Thromb Haemost. 1996 May;75(5):833-7.
Platelet activation induced by shear forces occurring in a stenosed coronary artery is one of the mechanisms of coronary thrombosis. We evaluated the shear-induced platelet aggregation (SIPA) dynamics in patients with effort angina during treadmill exercise. SIPA was measured by a rotational cone-plate aggregometer. SIPA was markedly increased by exercise from 71.2 +/- 8.9% to 81.9 +/- 7.6% (p < 0.01) in the patient group. Although epinephrine concentrations were elevated, its rate of increase was not correlated with that of SIPA. Yohimbine partially inhibited the exercise-induced increase in SIPA. In contrast, a significant correlation between the changing rate of plasma von Willebrand factor (vWF) larger multimers and that of SIPA (r = 0.74, p < 0.05) was observed. Exercise-augmented SIPA is probably dependent on an increase in vWF larger multimers rather than platelet alpha2-receptor activation. Prevention of the interaction between vWF and its platelet receptors may play some role in decreasing the risk of coronary thrombosis during exercise.

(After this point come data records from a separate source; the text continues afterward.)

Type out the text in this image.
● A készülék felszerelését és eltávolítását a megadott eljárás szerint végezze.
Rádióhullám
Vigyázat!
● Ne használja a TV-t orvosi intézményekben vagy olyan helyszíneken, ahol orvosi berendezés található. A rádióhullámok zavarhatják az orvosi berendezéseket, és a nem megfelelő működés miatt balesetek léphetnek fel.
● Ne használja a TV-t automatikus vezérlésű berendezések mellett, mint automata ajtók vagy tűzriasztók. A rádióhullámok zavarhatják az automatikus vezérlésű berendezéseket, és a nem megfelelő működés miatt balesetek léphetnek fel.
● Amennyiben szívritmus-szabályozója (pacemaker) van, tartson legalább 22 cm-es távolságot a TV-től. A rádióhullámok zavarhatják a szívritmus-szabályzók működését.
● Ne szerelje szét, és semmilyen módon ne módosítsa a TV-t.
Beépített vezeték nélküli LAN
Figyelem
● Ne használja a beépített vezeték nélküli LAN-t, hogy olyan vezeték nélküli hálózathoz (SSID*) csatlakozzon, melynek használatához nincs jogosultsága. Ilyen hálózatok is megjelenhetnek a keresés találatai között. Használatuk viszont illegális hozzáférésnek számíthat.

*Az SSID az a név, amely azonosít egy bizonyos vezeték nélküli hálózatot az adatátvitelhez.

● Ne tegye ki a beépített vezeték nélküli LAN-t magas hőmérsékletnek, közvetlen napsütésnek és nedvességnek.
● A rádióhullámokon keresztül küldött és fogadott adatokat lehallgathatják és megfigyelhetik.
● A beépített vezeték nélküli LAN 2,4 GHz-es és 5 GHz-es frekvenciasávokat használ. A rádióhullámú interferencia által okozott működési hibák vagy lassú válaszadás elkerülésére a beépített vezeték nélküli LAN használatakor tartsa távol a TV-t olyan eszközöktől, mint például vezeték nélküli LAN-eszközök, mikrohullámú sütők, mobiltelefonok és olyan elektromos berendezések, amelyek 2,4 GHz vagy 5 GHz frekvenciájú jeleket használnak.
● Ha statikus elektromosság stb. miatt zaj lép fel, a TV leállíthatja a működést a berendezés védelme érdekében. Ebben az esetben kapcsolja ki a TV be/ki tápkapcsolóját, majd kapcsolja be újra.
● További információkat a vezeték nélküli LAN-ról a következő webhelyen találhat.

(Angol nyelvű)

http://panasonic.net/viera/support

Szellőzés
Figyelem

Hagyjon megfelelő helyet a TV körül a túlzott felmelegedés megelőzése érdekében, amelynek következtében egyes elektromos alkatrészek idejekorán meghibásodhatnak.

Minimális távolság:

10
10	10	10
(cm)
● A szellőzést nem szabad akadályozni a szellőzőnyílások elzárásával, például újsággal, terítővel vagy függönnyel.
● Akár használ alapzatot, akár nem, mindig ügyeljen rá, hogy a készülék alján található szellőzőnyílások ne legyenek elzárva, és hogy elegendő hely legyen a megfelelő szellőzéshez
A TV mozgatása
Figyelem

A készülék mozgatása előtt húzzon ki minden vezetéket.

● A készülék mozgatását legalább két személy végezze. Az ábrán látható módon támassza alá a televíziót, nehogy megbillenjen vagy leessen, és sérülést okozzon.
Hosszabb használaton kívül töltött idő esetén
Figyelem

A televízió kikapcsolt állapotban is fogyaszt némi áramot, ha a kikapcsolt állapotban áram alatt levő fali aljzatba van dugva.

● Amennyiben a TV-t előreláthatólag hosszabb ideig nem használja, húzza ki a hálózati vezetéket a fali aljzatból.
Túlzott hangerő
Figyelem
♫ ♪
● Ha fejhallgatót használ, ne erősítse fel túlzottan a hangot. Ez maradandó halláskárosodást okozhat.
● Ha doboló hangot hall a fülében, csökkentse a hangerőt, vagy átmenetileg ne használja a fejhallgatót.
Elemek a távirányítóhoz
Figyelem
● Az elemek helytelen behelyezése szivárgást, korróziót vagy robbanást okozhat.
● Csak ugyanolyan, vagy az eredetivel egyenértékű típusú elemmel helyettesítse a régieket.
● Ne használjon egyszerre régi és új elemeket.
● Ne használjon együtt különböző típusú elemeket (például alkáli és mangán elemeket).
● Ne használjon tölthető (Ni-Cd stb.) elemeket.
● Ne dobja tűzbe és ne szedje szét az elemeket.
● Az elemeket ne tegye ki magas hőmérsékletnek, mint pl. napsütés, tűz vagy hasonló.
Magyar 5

在狭窄冠状动脉中由剪切力诱导的血小板活化是冠状动脉血栓形成的机制之一。我们评估了运动性心绞痛患者在跑步机运动期间剪切诱导的血小板聚集(SIPA)动态变化。通过旋转锥板式聚集仪测量SIPA。在患者组中,运动使SIPA从71.2±8.9%显著增加至81.9±7.6%(p<0.01)。虽然肾上腺素浓度升高,但其增加速率与SIPA的增加速率不相关。育亨宾部分抑制运动诱导的SIPA增加。相反,观察到血浆血管性血友病因子(vWF)较大多聚体的变化率与SIPA的变化率之间存在显著相关性(r = 0.74,p<0.05)。运动增强的SIPA可能依赖于vWF较大多聚体的增加,而不是血小板α2受体的激活。预防vWF与其血小板受体之间的相互作用可能在降低运动期间冠状动脉血栓形成风险中发挥一定作用。